Jassy has engaged more with the scrutiny on Amazon’s broader role as an employer and in society, beyond serving customers, said Matt McIlwain, a managing partner at Seattle’s Madrona Venture Group, which was an early investor in the company.

“I think those kinds of things do matter more to Andy,” said McIlwain, who has known Bezos and Jassy for more than two decades. “Jeff has more of a libertarian mindset.”

Jassy’s efforts may be born of necessity. Political leaders, activists and academics are taking a closer look at Amazon because of its dominance. The company has responded by expanding its lobbying apparatus in Washington, spending $19.3 million on federal lobbying in 2021, compared with $2.2 million a decade earlier, according to OpenSecrets, which tracks influence in Washington.

Also read: White House hits back after Bezos knocks Biden on economy

Its challenges are mounting. The Federal Trade Commission, which is led by legal scholar Lina Khan, is investigating whether Amazon violated antitrust laws. Last year, Biden threw his support behind Amazon workers who were trying to unionize; he has since hosted a union organizer from an Amazon warehouse in the Oval Office. And Congress may vote soon on an antitrust bill that would make it tougher for Amazon to favor its own brands over those offered by competitors on its site.

Jassy — who was in the Republican Club as an undergraduate at Harvard and has donated in recent years to business-friendly Democrats — made helping Amazon navigate the regulatory landscape a priority right out of the gate. After Bezos announced that he was stepping down as Amazon’s chief last year, Jassy summoned a group of company executives for a briefing on the antitrust fight, two people with knowledge of the gathering said.

Amazon’s most immediate regulatory threat is the proposed American Innovation and Choice Online Act, which would stop large digital platforms from giving their own products preferential treatment.

One of the bill’s Democratic co-sponsors, Sen. Mark Warner of Virginia, met with Jassy in Washington in December and discussed China’s influence over technology. In another meeting this year in Seattle, Warner said, he told Jassy that he was concerned about how Amazon could copy the products of merchants that used its website.

Jassy is “going to be somebody who will probably be more engaged in these policy disputes with D.C. than Bezos was as founder,” Warner said.

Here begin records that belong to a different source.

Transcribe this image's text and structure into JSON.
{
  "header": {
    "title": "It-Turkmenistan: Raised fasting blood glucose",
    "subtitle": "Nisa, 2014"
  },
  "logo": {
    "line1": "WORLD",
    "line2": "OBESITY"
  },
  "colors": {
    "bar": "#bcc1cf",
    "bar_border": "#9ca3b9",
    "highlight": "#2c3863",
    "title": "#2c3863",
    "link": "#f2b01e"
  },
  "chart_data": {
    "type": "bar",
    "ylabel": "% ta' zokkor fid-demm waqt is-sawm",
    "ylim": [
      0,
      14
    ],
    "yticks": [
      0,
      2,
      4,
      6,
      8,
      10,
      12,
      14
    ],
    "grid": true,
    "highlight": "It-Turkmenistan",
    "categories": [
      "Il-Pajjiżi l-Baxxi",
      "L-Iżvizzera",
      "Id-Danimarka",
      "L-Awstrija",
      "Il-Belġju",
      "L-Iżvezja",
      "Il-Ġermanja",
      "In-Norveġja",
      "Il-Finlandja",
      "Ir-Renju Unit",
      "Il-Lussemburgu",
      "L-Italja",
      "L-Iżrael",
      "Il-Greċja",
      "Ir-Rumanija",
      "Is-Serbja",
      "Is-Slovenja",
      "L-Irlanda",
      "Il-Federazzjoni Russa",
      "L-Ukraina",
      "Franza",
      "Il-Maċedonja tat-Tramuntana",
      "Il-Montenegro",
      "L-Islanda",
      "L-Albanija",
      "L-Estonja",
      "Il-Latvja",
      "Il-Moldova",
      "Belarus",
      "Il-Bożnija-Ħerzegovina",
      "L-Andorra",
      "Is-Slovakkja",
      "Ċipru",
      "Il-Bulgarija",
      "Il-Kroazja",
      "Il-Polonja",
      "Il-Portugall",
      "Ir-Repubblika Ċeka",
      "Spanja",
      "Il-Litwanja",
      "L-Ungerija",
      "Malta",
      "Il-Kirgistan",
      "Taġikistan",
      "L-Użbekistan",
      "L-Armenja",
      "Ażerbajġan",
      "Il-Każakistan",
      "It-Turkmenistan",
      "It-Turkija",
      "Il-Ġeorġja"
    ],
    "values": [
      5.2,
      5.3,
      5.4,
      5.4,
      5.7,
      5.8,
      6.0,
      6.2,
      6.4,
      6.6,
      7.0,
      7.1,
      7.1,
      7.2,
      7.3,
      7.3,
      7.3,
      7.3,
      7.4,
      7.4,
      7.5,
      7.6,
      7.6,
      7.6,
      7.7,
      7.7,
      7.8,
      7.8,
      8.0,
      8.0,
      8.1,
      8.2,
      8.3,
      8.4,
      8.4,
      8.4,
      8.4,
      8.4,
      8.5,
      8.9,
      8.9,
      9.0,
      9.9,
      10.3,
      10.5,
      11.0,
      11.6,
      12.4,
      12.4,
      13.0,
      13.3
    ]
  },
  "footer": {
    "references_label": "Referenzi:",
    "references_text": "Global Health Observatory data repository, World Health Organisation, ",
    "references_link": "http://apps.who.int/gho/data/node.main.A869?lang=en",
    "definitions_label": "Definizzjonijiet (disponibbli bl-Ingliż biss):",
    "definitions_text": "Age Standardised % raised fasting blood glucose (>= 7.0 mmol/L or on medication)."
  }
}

Amazon has opposed the legislation, arguing that the company already supports the small businesses selling products on its site. It has said that if the bill passes, it could be forced to abandon the promise of quick delivery at the heart of its Prime subscription service. Sen. Amy Klobuchar, D-Minn., who is behind the bill, has called the idea that it would “outlaw” Amazon Prime a “lie.”

As Amazon faces the possibility of a federal antitrust lawsuit and continued skepticism of its power, Jassy may be a potent advocate for the company, said Daniel Auble, a senior researcher at OpenSecrets.

“Not many lobbyists would be able to sit down with — or even get a call with — most of the members of congressional leadership at all,” he said. “But of course the CEO of Amazon can get them all on the phone.”